En attendant, le directeur de la résidence prévoit le redéploiement du poste de la responsable de l'ancienne lingerie: celle-ci sera présente au démarrage de la blanchisserie pour identifier les éventuels problèmes de circuit du linge, puis travaillera au nouveau salon de coiffure de l'établissement. Denys Laruelle est confiant dans l'avenir: les partenariats n'impliquant aucune imbrication des structures dans leur fonctionnement sont assurés de leur pérennité. «Il faudra réaliser une évaluation annuelle de toutes ces initiatives pour les ajuster, reconnaît-il pourtant, et s'ouvrir à d'autres partenariats.»

(1) A défaut d'une place dans un établissement pour adultes handicapés, un jeune majeur peut être maintenu dans l'éducation spéciale.
Marie Duribreux

Trophée Direction(s)

Cette initiative a reçu le Premier Trophée Direction(s), le 17 novembre 2005, et le prix «Coopération entre le secteur social, médico-social et sanitaire», dans la catégorie «Travail en réseau».

Echange de bons procédés

Jouer gagnant-gagnant. C'est l'argument à développer pour convaincre des partenaires potentiels.

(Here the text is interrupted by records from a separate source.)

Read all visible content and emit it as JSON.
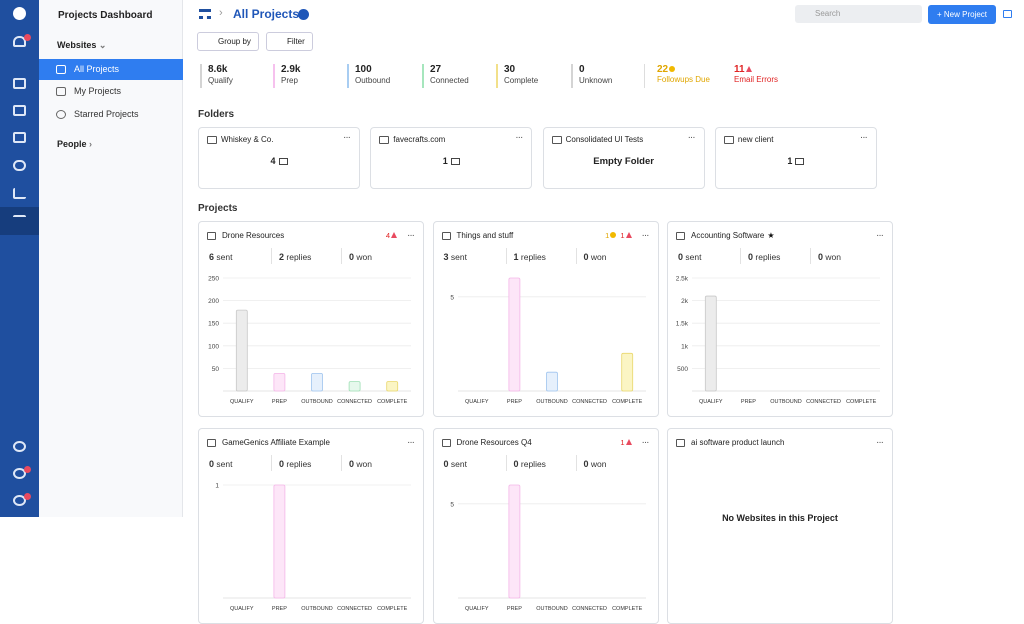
{
  "sidebar": {
    "title": "Projects Dashboard",
    "websites": {
      "label": "Websites",
      "items": [
        "All Projects",
        "My Projects",
        "Starred Projects"
      ]
    },
    "people": "People"
  },
  "header": {
    "title": "All Projects",
    "search_placeholder": "Search",
    "new_project": "+ New Project"
  },
  "toolbar": [
    "Group by",
    "Filter"
  ],
  "stats": [
    {
      "value": "8.6k",
      "label": "Qualify"
    },
    {
      "value": "2.9k",
      "label": "Prep"
    },
    {
      "value": "100",
      "label": "Outbound"
    },
    {
      "value": "27",
      "label": "Connected"
    },
    {
      "value": "30",
      "label": "Complete"
    },
    {
      "value": "0",
      "label": "Unknown"
    },
    {
      "value": "22",
      "label": "Followups Due"
    },
    {
      "value": "11",
      "label": "Email Errors"
    }
  ],
  "folders": {
    "heading": "Folders",
    "items": [
      {
        "name": "Whiskey & Co.",
        "count": 4
      },
      {
        "name": "favecrafts.com",
        "count": 1
      },
      {
        "name": "Consolidated UI Tests",
        "empty": "Empty Folder"
      },
      {
        "name": "new client",
        "count": 1
      }
    ]
  },
  "projects": {
    "heading": "Projects",
    "metric_labels": [
      "sent",
      "replies",
      "won"
    ],
    "items": [
      {
        "name": "Drone Resources",
        "errors": 4,
        "sent": 6,
        "replies": 2,
        "won": 0,
        "chart": {
          "categories": [
            "QUALIFY",
            "PREP",
            "OUTBOUND",
            "CONNECTED",
            "COMPLETE"
          ],
          "values": [
            179,
            39,
            39,
            21,
            21
          ],
          "ylim": [
            0,
            250
          ],
          "yticks": [
            50,
            100,
            150,
            200,
            250
          ]
        }
      },
      {
        "name": "Things and stuff",
        "followups": 1,
        "errors": 1,
        "sent": 3,
        "replies": 1,
        "won": 0,
        "chart": {
          "categories": [
            "QUALIFY",
            "PREP",
            "OUTBOUND",
            "CONNECTED",
            "COMPLETE"
          ],
          "values": [
            0,
            6,
            1,
            0,
            2
          ],
          "ylim": [
            0,
            6
          ],
          "yticks": [
            5
          ]
        }
      },
      {
        "name": "Accounting Software",
        "starred": true,
        "sent": 0,
        "replies": 0,
        "won": 0,
        "chart": {
          "categories": [
            "QUALIFY",
            "PREP",
            "OUTBOUND",
            "CONNECTED",
            "COMPLETE"
          ],
          "values": [
            2100,
            0,
            0,
            0,
            0
          ],
          "ylim": [
            0,
            2500
          ],
          "yticks": [
            {
              "value": 500,
              "label": "500"
            },
            {
              "value": 1000,
              "label": "1k"
            },
            {
              "value": 1500,
              "label": "1.5k"
            },
            {
              "value": 2000,
              "label": "2k"
            },
            {
              "value": 2500,
              "label": "2.5k"
            }
          ]
        }
      },
      {
        "name": "GameGenics Affiliate Example",
        "sent": 0,
        "replies": 0,
        "won": 0,
        "chart": {
          "categories": [
            "QUALIFY",
            "PREP",
            "OUTBOUND",
            "CONNECTED",
            "COMPLETE"
          ],
          "values": [
            0,
            1,
            0,
            0,
            0
          ],
          "ylim": [
            0,
            1
          ],
          "yticks": [
            1
          ]
        }
      },
      {
        "name": "Drone Resources Q4",
        "errors": 1,
        "sent": 0,
        "replies": 0,
        "won": 0,
        "chart": {
          "categories": [
            "QUALIFY",
            "PREP",
            "OUTBOUND",
            "CONNECTED",
            "COMPLETE"
          ],
          "values": [
            0,
            6,
            0,
            0,
            0
          ],
          "ylim": [
            0,
            6
          ],
          "yticks": [
            5
          ]
        }
      },
      {
        "name": "ai software product launch",
        "empty": "No Websites in this Project"
      }
    ]
  }
}
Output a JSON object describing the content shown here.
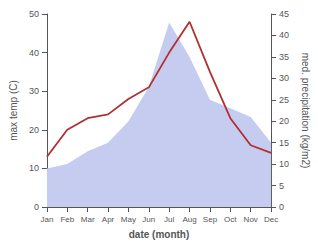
{
  "chart_data": {
    "type": "line",
    "xlabel": "date (month)",
    "ylabel": "max temp (C)",
    "y2label": "med. precipitation (kg/m2)",
    "categories": [
      "Jan",
      "Feb",
      "Mar",
      "Apr",
      "May",
      "Jun",
      "Jul",
      "Aug",
      "Sep",
      "Oct",
      "Nov",
      "Dec"
    ],
    "series": [
      {
        "type": "area",
        "axis": "y2",
        "color": "#c5ccf0",
        "values": [
          9,
          10,
          13,
          15,
          20,
          28,
          43,
          35,
          25,
          23,
          21,
          15
        ]
      },
      {
        "type": "line",
        "color": "#b03030",
        "values": [
          13,
          20,
          23,
          24,
          28,
          31,
          40,
          48,
          35,
          23,
          16,
          14
        ]
      }
    ],
    "ylim": [
      0,
      50
    ],
    "yticks": [
      0,
      10,
      20,
      30,
      40,
      50
    ],
    "y2lim": [
      0,
      45
    ],
    "y2ticks": [
      0,
      5,
      10,
      15,
      20,
      25,
      30,
      35,
      40,
      45
    ],
    "grid": false
  }
}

La résidence Saint-Joseph devient le pivot d'un système de coopération à l'échelle du canton. Dans le futur, elle pourrait imaginer d'autres services pour les habitants, au travers de ce nouveau maillage établissement-ville-domicile.

L'institut médico-éducatif Perdrizet bénéficie de locaux à proximité et propose du travail à douze de ses jeunes. En échange, il rénove les lieux et traitera le linge des résidants de la maison de retraite.

La communauté de communes de la Haute Savoureuse change d'image: après avoir été baptisée «la communauté des tuyaux», elle prend un visage humain en gérant une crèche.

Le conseil général offre des services de proximité grâce à son point d'ancrage à Giromagny. Après l'institution, en 1993, d'une Conférence de gérontologie, organe associant les partenaires du secteur personnes âgées dans le département, c'est un pas supplémentaire dans la culture partenariale développée depuis. «Dix ans auparavant, avoir une permanence dans un établissement aurait été impensable, atteste Gérard Carle, le directeur aux personnes âgées et personnes handicapées. Le conseil général ne risque plus de passer pour l'œil de Moscou!»